Başlık: Trump’ın Yeni Döneminde Türkiye’yi Neler Bekliyor?
Kaynak: Getty Images Yazar: Hilken Doğaç Boran Unvan: BBC Türkçe Twitter: @hilkenboran
6 Kasım 2024 tarihinde ABD’nin 47. başkanı olarak seçilen Donald Trump’ın ilk dönemi boyunca Ankara-Washington ilişkilerinde önemli krizler yaşanmıştı. Peki, Trump’ın ikinci döneminde iki ülke arasındaki ilişkileri ne gibi gelişmeler bekliyor? Uzmanlar, Trump’ın ikinci iktidarının ilişkilere kısa vadede belirgin kazançlar sağlayabileceğini, ancak uzun vadede bazı sorunlara neden olabileceğine dikkat çekiyor. Ekonomi ve Dış Politika Araştırmaları Merkezi (EDAM) Direktörü Sinan Ülgen, Ankara-Washington ilişkilerinin önümüzdeki aylarda yeniden değerlendirileceğini öngörüyor. Seçim sonuçlarını BBC Türkçe’ye yorumlayan Ülgen, ilişkilerde beklenen ivme değişikliğinin temelinin Trump ile Cumhurbaşkanı Recep Tayyip Erdoğan arasındaki “geçmişteki yüksek düzeyli ilişkiye” dayandığını ifade ediyor.
Cumhurbaşkanı Erdoğan sosyal medya hesapları üzerinden Trump’ın seçim zaferini “Dostum Donald Trump’ı tebrik ediyorum” diyerek kutladı. Yeditepe Üniversitesi Kamu Yönetimi Bölüm Başkanı Deniz Tansi, Trump’ın Erdoğan ile “özel bir diyaloğu” olduğuna vurgu yaparak bunun göz ardı edilemeyeceğini belirtip, Trump döneminde yaşanan krizlere işaret ederek “uluslararası ilişkilerde pürüzsüz ilişki modeli bulunmamaktadır” hatırlatması yapıyor.
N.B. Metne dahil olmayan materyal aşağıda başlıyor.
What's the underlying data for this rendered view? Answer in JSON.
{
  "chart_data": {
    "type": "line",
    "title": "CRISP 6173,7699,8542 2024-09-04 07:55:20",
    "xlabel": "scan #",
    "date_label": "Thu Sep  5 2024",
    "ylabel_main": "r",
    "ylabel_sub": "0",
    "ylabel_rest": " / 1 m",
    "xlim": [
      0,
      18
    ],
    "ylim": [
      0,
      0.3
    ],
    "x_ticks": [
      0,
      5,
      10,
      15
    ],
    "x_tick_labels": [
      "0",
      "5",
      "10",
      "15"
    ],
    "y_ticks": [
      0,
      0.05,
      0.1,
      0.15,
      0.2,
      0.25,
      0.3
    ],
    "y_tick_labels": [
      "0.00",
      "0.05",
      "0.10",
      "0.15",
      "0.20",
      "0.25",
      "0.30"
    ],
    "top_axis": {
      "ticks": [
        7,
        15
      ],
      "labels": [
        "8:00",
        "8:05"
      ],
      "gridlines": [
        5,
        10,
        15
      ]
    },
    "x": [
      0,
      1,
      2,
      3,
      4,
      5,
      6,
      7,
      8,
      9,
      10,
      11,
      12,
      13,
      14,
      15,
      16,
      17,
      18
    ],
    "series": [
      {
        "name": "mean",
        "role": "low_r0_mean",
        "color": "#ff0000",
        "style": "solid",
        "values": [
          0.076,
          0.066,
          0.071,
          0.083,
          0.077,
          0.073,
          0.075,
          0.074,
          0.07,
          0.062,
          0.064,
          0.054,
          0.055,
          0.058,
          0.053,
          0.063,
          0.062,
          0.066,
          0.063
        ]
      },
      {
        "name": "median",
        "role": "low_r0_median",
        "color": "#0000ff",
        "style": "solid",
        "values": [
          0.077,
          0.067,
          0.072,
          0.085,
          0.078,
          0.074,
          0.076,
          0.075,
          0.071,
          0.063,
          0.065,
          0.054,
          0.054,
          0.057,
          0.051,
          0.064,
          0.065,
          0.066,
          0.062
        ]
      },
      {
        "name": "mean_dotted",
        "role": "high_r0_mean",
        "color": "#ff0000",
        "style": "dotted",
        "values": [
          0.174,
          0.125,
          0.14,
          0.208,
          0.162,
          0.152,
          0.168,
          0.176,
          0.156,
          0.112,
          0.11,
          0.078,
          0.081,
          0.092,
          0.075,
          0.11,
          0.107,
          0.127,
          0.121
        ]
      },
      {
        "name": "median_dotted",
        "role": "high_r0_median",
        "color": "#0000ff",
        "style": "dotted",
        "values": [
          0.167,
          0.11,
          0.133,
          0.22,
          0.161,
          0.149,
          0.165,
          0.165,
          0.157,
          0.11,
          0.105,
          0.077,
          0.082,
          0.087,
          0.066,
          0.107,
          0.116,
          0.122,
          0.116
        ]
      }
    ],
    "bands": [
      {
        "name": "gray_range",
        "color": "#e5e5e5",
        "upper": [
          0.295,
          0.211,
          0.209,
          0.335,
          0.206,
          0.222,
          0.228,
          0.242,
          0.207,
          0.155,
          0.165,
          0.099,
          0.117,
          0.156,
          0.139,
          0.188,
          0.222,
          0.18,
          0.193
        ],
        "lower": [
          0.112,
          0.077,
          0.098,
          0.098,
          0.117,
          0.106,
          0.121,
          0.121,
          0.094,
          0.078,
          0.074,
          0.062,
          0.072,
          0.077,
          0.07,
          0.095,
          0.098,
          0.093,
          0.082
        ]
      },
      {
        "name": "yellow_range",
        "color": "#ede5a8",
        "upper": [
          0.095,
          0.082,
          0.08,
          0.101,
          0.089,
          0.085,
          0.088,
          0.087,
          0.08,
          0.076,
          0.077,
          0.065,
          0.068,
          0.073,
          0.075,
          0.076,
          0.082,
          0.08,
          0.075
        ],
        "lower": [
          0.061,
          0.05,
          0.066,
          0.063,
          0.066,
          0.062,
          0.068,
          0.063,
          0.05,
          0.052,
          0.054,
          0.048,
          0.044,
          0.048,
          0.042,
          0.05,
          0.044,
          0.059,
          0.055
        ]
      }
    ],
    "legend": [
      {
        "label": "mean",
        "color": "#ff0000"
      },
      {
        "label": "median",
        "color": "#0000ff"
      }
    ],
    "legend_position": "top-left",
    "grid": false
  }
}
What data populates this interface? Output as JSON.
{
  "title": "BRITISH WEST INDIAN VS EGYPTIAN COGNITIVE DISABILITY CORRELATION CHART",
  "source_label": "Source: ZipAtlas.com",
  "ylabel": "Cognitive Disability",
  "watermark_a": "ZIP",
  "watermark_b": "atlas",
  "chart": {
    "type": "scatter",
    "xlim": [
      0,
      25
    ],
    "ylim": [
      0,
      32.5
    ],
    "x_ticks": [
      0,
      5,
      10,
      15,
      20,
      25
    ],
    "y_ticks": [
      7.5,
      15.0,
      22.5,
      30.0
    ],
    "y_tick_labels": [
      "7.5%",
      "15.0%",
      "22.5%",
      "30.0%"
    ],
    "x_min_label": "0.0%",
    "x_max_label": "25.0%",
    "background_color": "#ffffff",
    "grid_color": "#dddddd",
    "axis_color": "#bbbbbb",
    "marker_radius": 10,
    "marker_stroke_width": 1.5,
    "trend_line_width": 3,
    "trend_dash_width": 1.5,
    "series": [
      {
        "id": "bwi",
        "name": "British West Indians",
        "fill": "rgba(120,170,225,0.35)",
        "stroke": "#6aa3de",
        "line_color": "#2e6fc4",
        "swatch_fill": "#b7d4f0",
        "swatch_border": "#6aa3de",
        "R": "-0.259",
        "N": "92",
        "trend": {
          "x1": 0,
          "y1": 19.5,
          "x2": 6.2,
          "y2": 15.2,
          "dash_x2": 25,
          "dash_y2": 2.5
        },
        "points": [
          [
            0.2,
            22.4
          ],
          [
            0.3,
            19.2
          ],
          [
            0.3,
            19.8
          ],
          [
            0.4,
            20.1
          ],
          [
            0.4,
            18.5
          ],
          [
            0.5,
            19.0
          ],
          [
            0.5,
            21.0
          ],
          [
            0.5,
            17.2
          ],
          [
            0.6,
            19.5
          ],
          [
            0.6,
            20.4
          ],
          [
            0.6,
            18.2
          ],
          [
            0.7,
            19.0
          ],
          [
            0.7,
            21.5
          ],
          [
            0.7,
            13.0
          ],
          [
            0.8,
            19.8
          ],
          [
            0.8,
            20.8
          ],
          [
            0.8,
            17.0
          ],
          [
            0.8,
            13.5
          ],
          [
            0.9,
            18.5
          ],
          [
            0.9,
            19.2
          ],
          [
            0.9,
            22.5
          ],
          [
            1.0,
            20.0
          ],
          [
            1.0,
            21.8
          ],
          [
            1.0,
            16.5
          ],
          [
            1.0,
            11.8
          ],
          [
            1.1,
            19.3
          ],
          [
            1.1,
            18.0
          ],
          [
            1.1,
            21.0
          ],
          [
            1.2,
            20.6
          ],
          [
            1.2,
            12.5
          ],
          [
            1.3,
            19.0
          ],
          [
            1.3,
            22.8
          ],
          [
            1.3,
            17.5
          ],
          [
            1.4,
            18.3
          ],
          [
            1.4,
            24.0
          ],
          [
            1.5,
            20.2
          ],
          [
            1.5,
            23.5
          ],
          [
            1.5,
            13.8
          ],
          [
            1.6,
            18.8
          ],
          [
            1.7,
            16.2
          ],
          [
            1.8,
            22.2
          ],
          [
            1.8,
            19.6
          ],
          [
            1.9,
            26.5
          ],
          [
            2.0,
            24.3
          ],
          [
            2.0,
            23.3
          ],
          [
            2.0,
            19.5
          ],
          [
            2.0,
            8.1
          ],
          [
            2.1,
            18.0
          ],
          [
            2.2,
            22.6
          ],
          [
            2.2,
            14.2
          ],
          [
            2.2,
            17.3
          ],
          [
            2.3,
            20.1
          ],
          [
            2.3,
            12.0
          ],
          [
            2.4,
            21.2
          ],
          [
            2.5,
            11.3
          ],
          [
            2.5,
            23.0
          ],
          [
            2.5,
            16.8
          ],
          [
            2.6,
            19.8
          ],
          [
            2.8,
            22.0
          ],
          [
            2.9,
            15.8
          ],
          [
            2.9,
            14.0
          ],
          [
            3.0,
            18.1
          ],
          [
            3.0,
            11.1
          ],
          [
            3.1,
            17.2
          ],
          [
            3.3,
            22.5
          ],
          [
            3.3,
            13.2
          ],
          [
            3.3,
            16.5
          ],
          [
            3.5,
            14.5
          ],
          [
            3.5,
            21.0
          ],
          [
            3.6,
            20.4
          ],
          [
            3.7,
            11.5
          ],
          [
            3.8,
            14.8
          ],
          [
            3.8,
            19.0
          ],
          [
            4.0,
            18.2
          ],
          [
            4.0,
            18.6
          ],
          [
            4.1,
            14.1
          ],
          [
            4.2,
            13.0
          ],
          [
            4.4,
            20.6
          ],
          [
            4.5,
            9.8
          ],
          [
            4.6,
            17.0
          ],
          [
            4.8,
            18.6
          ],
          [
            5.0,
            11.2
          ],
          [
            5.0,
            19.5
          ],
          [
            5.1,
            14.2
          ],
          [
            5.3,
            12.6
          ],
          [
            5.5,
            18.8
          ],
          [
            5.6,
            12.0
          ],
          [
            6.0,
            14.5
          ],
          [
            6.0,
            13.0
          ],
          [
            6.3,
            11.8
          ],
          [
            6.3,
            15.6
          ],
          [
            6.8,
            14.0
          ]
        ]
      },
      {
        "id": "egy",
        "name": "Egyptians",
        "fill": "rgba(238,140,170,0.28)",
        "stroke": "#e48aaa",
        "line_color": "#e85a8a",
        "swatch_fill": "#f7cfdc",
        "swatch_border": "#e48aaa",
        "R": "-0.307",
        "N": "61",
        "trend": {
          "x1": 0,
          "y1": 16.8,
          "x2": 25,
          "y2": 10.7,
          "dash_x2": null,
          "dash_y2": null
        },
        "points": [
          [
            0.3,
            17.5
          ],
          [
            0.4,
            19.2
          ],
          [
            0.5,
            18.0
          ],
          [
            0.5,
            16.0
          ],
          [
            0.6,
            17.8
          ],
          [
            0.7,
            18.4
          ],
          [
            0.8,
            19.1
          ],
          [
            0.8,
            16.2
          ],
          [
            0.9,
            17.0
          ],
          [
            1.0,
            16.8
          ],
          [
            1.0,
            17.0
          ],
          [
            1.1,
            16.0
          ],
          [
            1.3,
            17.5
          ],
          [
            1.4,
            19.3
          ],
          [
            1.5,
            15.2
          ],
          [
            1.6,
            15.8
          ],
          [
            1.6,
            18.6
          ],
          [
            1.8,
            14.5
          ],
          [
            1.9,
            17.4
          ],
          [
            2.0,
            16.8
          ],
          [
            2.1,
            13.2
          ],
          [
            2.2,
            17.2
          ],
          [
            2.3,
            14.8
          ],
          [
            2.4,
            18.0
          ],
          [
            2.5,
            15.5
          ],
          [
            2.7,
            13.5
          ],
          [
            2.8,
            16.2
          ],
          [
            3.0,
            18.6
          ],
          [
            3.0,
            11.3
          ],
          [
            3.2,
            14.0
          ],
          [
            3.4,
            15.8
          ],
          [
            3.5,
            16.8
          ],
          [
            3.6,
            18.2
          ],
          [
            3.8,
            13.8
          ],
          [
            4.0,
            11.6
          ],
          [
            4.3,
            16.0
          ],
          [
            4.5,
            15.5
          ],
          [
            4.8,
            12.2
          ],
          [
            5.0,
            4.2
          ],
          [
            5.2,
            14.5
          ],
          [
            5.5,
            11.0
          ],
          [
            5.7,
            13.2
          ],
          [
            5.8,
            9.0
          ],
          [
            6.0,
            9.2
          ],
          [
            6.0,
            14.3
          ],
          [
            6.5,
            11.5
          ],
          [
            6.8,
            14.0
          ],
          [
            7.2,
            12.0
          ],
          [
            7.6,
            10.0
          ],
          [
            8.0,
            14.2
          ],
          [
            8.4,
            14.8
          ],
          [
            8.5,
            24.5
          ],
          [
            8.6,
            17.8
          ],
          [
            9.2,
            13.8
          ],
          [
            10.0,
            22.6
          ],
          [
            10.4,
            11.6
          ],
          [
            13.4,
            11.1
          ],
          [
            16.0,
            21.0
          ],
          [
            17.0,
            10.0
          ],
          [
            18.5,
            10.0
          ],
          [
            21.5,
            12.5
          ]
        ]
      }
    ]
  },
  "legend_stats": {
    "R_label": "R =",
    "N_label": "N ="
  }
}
Suriye politikalarının Trump’ın Beyaz Saray’daki ilk döneminde, Suriye’nin kuzeyi ile ilgili farklı politikalar ilişkileri zor bir duruma getirmişti. Washington, Suriye Demokratik Güçleri (SDG) ile iş birliği yaparken, Türkiye 2019’da bu kuvvetlere karşı Barış Pınarı Harekatı’nı başlatmıştı. SDG, Türkiye tarafından PKK’nın uzantısı olarak görülen ve “terörist” tanımıyla anılan Halk Savunma Birlikleri (YPG) tarafından oluşturuluyor. Sinan Ülgen, ABD’nin 2015 yılından beri sürdürdüğü bu politikanın ve beraberindeki anlaşmazlığın Türkiye-ABD ilişkileri açısından “en büyük olumsuzluk” olduğunu vurguluyor. Ayrıca, EDAM Direktörü, ikinci Trump döneminde Washington’ın Suriye politikasını gözden geçirmesine dair bir beklentinin olduğunu belirtiyor. Deniz Tansi ise Washington’ın SDG ve bileşenlerine askeri desteklerinin azalabileceğini ifade ediyor; fakat Pentagon’un bu konuda kararlı bir tutum sergilediğini ve Trump’ın Suriye’den tamamen çekilip çekilmeyeceğine dair soru işaretlerinin bulunduğunu ekliyor.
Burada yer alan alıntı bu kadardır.